NCAR / ucomp-pipeline

Data processing pipeline for UCoMP
Other
6 stars 3 forks source link

Devise a system to alert observers when UCoMP filter temperature is out of range #19

Open jburkepile opened 3 years ago

jburkepile commented 3 years ago

Generate an alert (e.g. a single email) that notifies observer when the UCoMP filter temperature is out of nominal range. Email should also go to Boulder team (Giuliana, Mike, Steve, Joan). Can a flag be set that limits the alert to a single email rather than receiving multiple emails per day?

I would have included Steve in this ticket but I cannot find his name in the github system.

mgalloy commented 3 years ago

The main use of alerts is to alert observers during near-realtime processing of the data. In the near-realtime phase of processing, the pipeline is launched many times on a given cadence, i.e., every minute, every 10 minutes, etc. Separate launches of the realtime pipeline must communicate amongst themselves of which alerts have already been sent and when they were sent. The type of alert already sent is not enough. For example, an alert about a unknown FITS keyword value might send an alert. The system can't quiet all unknown FITS keyword value alerts because the fix might cause another error that is slightly different. It might also not fix the problem, so date/time along with someplace to put a preference for how long to wait before sending another alert for the problem is needed.

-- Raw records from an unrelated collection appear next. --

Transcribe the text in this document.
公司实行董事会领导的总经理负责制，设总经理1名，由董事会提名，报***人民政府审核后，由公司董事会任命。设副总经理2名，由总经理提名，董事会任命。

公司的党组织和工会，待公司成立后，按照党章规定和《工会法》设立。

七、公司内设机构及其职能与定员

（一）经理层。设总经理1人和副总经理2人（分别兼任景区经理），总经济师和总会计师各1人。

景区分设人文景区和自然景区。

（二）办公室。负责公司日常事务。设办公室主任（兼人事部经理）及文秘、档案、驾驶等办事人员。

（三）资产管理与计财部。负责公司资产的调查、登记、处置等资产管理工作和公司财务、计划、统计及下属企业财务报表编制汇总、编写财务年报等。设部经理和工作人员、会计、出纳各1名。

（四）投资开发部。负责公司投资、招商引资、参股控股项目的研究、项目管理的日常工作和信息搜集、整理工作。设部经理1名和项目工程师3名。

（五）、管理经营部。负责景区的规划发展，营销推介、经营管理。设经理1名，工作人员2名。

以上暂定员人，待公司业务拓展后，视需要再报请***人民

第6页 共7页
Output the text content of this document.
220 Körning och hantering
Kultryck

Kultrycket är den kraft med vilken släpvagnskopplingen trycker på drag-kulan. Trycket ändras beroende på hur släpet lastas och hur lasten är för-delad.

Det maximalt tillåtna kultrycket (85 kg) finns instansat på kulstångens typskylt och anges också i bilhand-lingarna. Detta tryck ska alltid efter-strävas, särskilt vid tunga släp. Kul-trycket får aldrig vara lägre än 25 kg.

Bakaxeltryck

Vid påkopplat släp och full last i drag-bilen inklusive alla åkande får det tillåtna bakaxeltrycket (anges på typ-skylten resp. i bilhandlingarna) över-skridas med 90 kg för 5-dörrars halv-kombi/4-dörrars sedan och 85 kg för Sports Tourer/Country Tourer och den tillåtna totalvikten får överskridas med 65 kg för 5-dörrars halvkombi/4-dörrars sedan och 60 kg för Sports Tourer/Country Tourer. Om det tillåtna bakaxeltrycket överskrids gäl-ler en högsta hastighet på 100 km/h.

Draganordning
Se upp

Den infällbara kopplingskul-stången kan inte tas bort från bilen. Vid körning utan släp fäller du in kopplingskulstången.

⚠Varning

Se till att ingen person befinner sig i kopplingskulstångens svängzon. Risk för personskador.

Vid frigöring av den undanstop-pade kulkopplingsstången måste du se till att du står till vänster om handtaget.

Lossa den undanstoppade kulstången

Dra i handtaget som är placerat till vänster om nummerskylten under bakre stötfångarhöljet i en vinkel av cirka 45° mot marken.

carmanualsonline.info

My current plan to communicate between launches of the pipeline is to create an alerts log file that remembers the alerts sent. It will have lines of the following format:

YYYYMMDD.HHMMSS ALERT_NAME ALERT_SHA1_CODE

For example:

20210614.120437 BAD_FITS_KEYWORD 0071cda22b4fc378d0f189710905b8d4f63dbd15

Each alert type would have a config file preference to specify a timeout value for sending another alert:

# Alerts are a type of notification for near real-time processing that provide
# feedback to observers and other MLSO staff. The alerts are listed by name
# below with the time [minutes] before another alert of that type with the same
# content should be sent again (0 for no delay, a negative value for never
# send again).
[alerts]
bad_fits_keyword   : type=int, optional=YES, default=0
mgalloy commented 3 years ago

This is implemented with the ucomp_run::can_send_alert method, but is not currently used because there is no realtime pipeline yet.

bberkeyU commented 1 year ago

Email may not be seen in real-time. If problems can be detected from real-time data (such as temps out of range), it would be better to build these alerts into LabView and show the alerts directly to the observers where they are already looking.

We should consider closing this issue.